HIST 604: Contemporary Greater China


Instructor: Megan Greene

Day & Time:
Tuesdays & Thursdays
2:30PM-3:45PM


Fulfills:
KU Core Goal 4.2
Category I/II
The Heroines, 2012, oil on canvas, 96 x 160. Oakland Museum of California.

Contemporary Greater China

This course aims to help you understand the vastness, diversity, and cultural and political complexity of the territory that we will call Greater China, by which I mean the territories that constituted China in the late Qing era, around the turn of the twentieth century. It focuses particularly on Taiwan and peripheral or contested regions of the People's Republic of China such as Xinjiang, Tibet, and Hong Kong in the twentieth and twenty-first centuries, and examines tensions between nationalism and regionalism across and within these territories.

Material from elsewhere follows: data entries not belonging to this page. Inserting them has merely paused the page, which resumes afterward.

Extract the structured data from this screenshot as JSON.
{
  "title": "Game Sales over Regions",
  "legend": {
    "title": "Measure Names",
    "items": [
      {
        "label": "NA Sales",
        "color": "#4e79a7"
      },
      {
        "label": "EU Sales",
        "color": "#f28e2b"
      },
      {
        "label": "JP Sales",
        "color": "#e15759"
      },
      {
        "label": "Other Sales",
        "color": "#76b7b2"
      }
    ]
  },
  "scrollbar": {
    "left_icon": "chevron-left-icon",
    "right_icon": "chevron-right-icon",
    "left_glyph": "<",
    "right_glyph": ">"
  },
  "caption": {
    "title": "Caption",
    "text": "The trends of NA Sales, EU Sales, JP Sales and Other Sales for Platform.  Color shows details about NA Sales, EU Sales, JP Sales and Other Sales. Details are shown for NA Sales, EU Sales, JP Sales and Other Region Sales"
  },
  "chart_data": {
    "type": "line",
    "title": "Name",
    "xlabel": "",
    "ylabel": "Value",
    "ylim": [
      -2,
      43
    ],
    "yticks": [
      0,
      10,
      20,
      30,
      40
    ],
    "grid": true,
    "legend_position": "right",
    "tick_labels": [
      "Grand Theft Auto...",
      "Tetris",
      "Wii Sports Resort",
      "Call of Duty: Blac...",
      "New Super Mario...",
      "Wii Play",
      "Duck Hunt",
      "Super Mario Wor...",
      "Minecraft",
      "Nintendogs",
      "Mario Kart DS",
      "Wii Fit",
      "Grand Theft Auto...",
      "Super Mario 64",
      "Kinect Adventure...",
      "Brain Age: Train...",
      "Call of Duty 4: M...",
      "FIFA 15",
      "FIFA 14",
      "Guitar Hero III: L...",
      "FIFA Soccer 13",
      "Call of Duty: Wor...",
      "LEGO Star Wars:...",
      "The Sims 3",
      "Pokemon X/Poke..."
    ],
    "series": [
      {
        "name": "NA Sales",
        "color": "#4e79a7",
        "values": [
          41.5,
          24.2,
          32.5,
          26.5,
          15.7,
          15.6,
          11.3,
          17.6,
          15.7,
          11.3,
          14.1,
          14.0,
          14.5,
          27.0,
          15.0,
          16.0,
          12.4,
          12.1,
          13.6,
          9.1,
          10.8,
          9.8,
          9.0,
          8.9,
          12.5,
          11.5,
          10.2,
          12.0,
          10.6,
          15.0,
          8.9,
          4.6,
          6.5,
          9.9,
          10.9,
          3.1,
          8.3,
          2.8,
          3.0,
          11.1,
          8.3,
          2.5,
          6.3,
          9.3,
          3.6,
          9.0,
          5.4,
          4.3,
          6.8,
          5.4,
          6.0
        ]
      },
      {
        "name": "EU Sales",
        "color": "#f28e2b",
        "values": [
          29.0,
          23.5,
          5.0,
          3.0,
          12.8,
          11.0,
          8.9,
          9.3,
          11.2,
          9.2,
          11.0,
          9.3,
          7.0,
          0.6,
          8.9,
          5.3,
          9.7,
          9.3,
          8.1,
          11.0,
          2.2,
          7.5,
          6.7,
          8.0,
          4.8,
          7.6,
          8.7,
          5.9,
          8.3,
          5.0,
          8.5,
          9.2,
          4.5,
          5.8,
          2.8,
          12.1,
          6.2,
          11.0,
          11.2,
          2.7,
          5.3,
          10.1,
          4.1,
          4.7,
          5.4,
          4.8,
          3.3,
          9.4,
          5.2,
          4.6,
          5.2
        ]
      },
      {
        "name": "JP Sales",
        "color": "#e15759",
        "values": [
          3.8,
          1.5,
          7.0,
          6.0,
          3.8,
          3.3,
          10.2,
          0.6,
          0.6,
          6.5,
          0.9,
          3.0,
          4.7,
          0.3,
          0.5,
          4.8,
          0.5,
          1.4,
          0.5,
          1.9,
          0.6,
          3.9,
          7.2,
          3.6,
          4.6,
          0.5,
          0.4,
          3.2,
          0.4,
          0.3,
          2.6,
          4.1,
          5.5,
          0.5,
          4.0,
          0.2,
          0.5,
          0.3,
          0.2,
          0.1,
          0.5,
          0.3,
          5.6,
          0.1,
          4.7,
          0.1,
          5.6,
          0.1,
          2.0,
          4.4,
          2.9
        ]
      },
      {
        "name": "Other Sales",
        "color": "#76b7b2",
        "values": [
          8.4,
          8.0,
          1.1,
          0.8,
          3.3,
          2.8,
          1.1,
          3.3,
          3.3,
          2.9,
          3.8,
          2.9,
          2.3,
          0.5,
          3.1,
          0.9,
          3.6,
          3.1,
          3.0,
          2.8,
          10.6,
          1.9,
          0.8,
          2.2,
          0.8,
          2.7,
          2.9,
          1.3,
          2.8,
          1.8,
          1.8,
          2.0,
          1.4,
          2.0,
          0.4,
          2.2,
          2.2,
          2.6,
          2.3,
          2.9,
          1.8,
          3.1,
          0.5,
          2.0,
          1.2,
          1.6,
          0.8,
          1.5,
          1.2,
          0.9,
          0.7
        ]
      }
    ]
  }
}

It considers questions of political, cultural, and social identity among various groups in Greater China, and looks at forces such as government, movements of people, ideology, and economics that shape those identities. 

History 604 is designed to help you hone your critical thinking skills, learn to analyze texts, use evidence and develop an argument like a historian, and further develop your writing and research skills. To that end, class time will primarily be spent in discussion of texts we have read and assignments will include one short paper on course readings, an 8-10 page research paper on a topic of your choice, in consultation with me, and a poster presentation based on that research. As a Core Goal 4.2 course, History 604 is also designed to help you develop your intercultural competency skills. The course will help you build reflective skills as well as a foundation for understanding and responding flexibly to ethnic, political and cultural diversity within Greater China.